I’m so incredibly in love with peppermint right now.
Well here’s another jolly recipe to add to your ever-growing baking list this season!
And as much as I love peppermint… I completely HATE candy canes.
It has nothing to do with their delightful flavor and all to do with their ability to turn a clean child into a dirt magnet.
As soon as you let them have one, it’s sure to end up stuck to the back of the chair or in their sister’s hair. Their fingers get ridiculously sticky and little finger prints end up on everything they touch.
And they touch e-v-e-r-y-thing.
I’m pretty sure my kids think it’s a contest to see who can make the biggest mess.
But to avoid being labeled a Grinch, I give in and let my kids get sticky fingers and ratty hair.
Tis the Season!
This Peppermint Poke Cake is perfect for avoiding sticky fingers and enjoying that delightful peppermint taste. It’s a rich chocolate fudge cake that is filled with chocolate peppermint pudding, then topped with whip cream and more peppermint chips. It will only leave you craving a big glass of milk, and help you forget all about “little miss sticky fingers” over there.

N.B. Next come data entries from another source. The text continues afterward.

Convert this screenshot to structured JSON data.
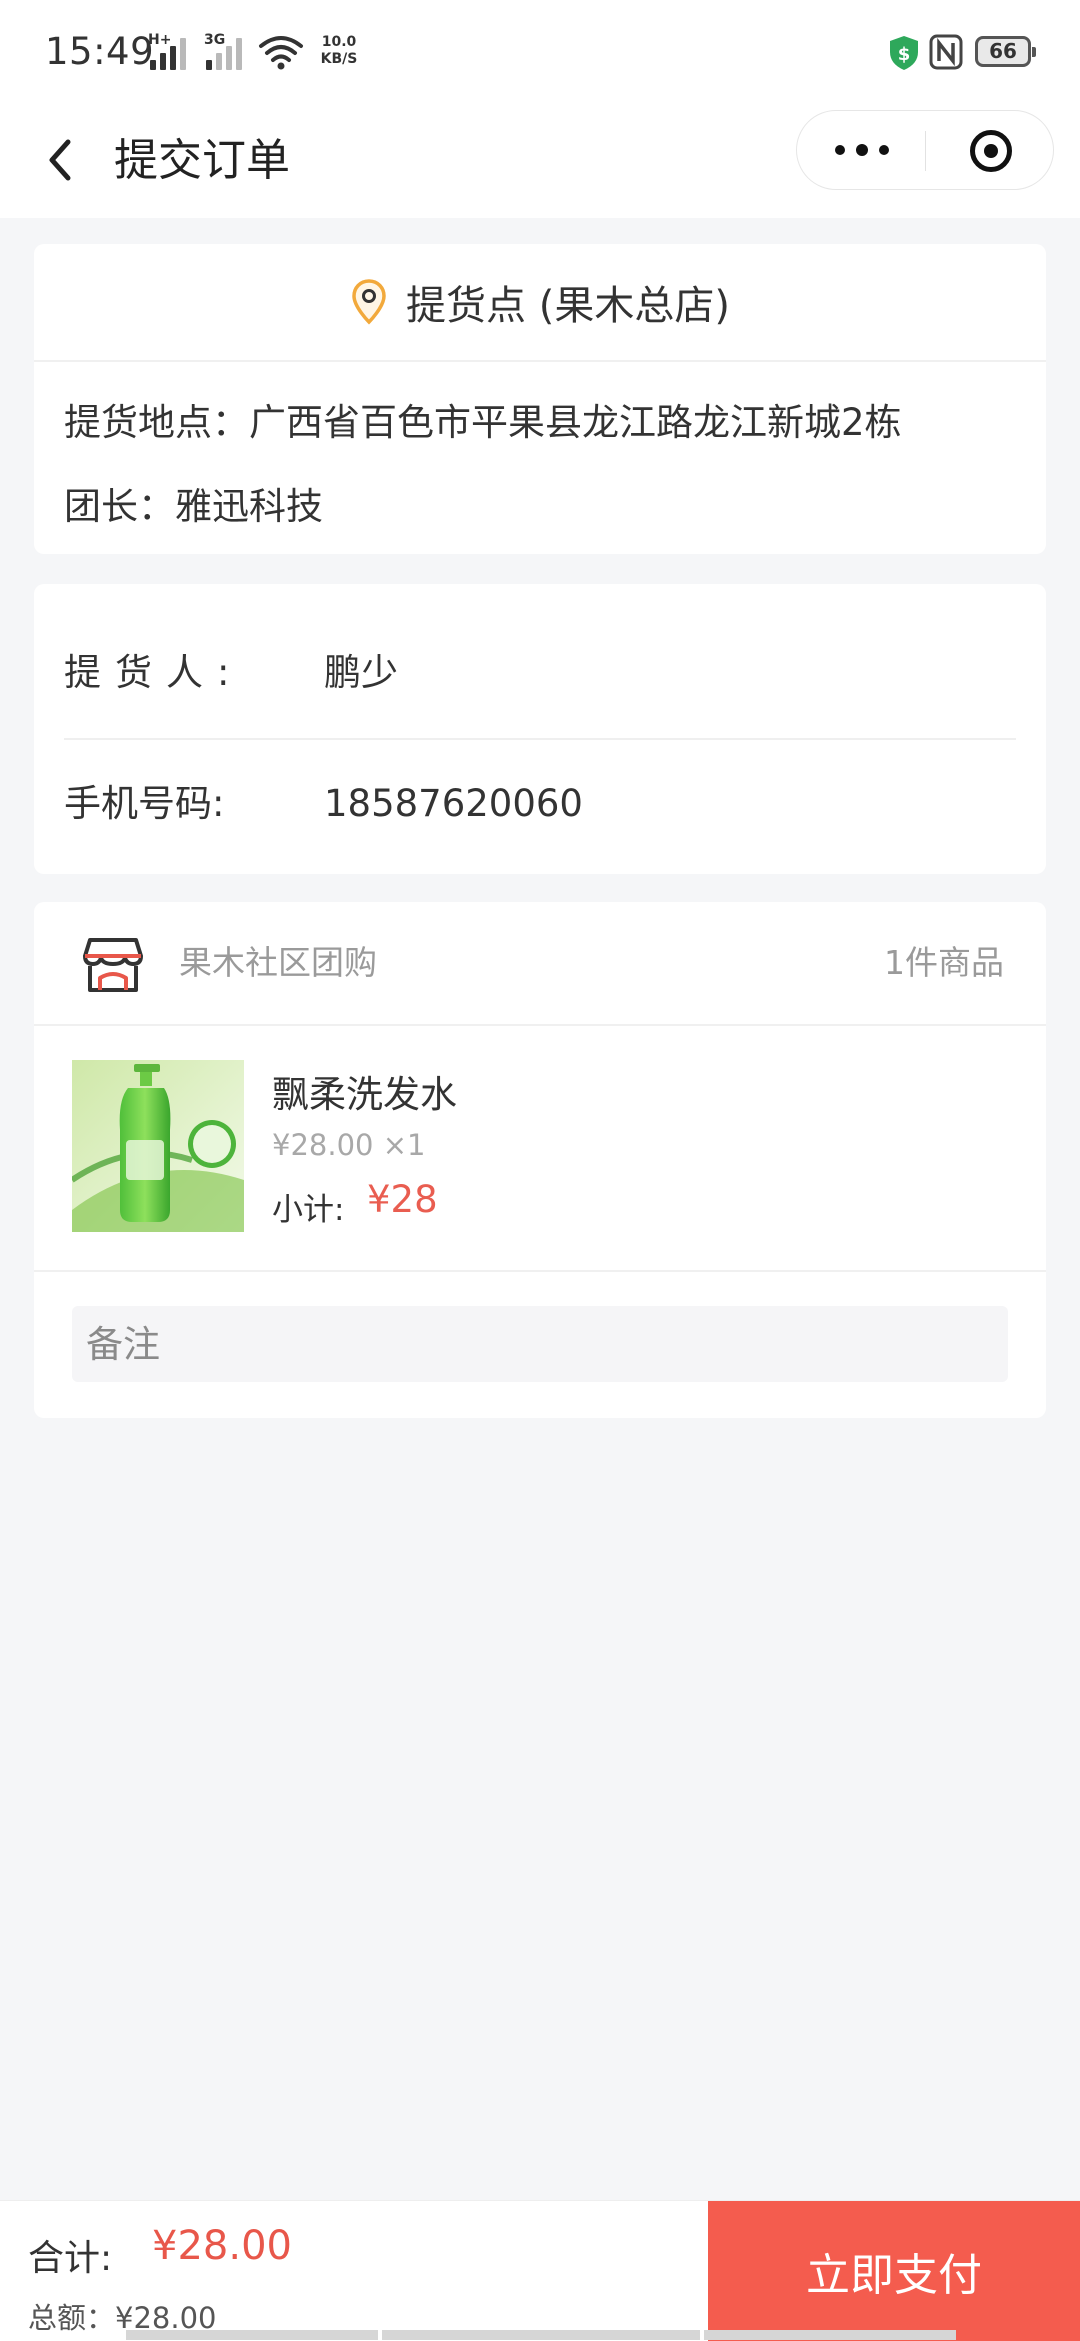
{
  "status_bar": {
    "time": "15:49",
    "signal1_tag": "H+",
    "signal2_tag": "3G",
    "net_speed_value": "10.0",
    "net_speed_unit": "KB/S",
    "battery": "66",
    "icons": [
      "signal-icon",
      "wifi-icon",
      "shield-icon",
      "nfc-icon",
      "battery-icon"
    ]
  },
  "nav": {
    "title": "提交订单",
    "back_icon": "chevron-left-icon",
    "more_icon": "more-dots-icon",
    "close_icon": "target-icon"
  },
  "pickup": {
    "title": "提货点 (果木总店)",
    "address": "提货地点：广西省百色市平果县龙江路龙江新城2栋",
    "leader": "团长：雅迅科技"
  },
  "contact": {
    "name_label": "提货人:",
    "name_value": "鹏少",
    "phone_label": "手机号码:",
    "phone_value": "18587620060"
  },
  "shop": {
    "name": "果木社区团购",
    "count": "1件商品",
    "icon": "store-icon"
  },
  "goods": [
    {
      "name": "飘柔洗发水",
      "price_qty": "¥28.00 ×1",
      "subtotal_label": "小计:",
      "subtotal_value": "¥28"
    }
  ],
  "remark": {
    "placeholder": "备注"
  },
  "footer": {
    "total_label": "合计:",
    "total_value": "¥28.00",
    "sum_line": "总额：¥28.00",
    "pay_label": "立即支付"
  },
  "colors": {
    "accent": "#f45c4e",
    "price": "#e8574a",
    "pin": "#f2a93b",
    "background": "#f5f6f8"
  }
}
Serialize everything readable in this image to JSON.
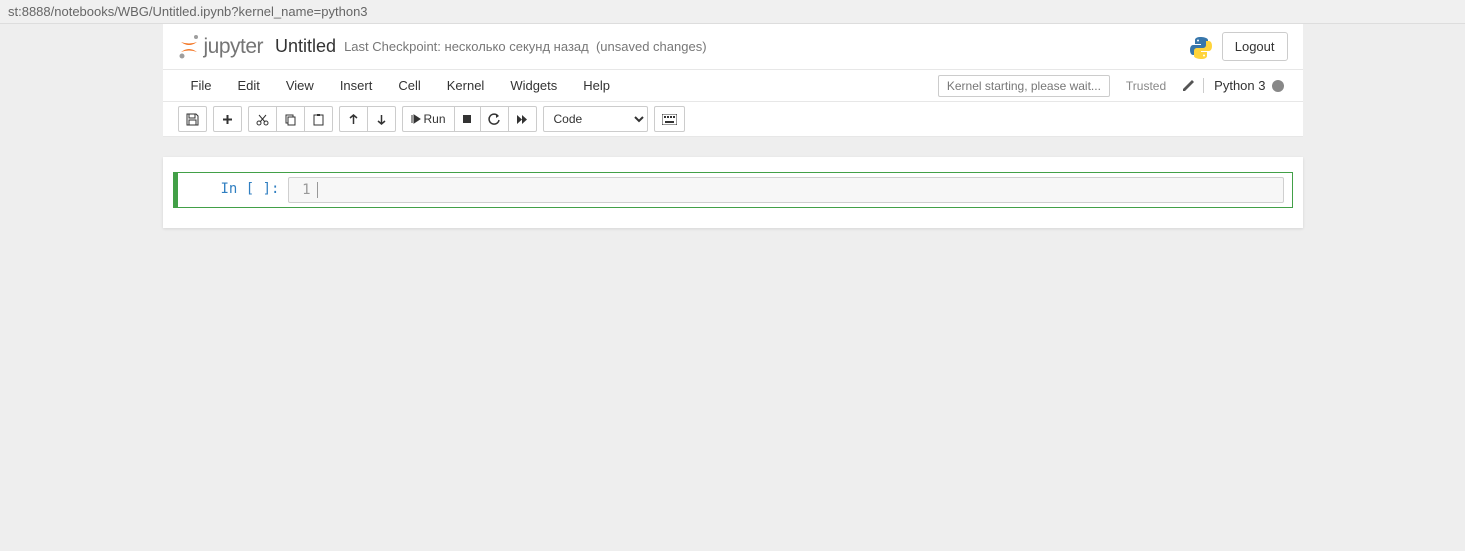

This is so easy it’s fail proof. You start with a box mix of Chocolate Cake and bake it according to package directions.
Then mix up some instant chocolate pudding with a little peppermint extract and a cup of Ande’s Peppermint Crunch Baking Chips.
Use the handle of a wooden spoon to poke holes all over the warm cake and then pour the pudding mixture on top of the cake. Spread it around and push it into the little holes you created.
Refrigerate it until it’s chilled completely, top it with some cool whip and more of the peppermint chips!
The pudding filled holes make this one super moist cake. It’s infused with peppermint and chocolate, which is absolutely heavenly.
It’s a super easy cake to make and bring to a pot luck or for having a holiday party at home.
Leave the sticky fingers to the kids.
Peppermint Poke Cake
- 1 Box Chocolate Fudge Cake Mix
- *ingredients needed to make cake mix, eggs, oil, water
- 1.4 oz package of Instant Chocolate Pudding Mix
- 2 cup milk, cold
- 1/4 tsp Peppermint Extract
- 2 cups Andes Peppermint Crunch Baking Chips, divided
- 8 oz container of Cool Whip
- Prepare cake according to box instructions in a 9x13" pan.
- Right before cake comes out of the oven prepare the pudding by adding the chocolate pudding mix, milk, and peppermint extract in a large bowl. Whisk to combine (2 minutes). Add 1 cup of the peppermint crunch baking chips and stir together.
- After cake comes out of the oven use the back of a wooden spoon to poke holes all over the cake.
- Pour the pudding mix over the warm cake and use a rubber spatula to spread it evenly over the cake, making sure to get the pudding into the holes.
- Refrigerate until chilled completely (about 1 hour).
- Top evenly with Cool Whip and sprinkle with the remaining 1 cup of Peppermint Chips.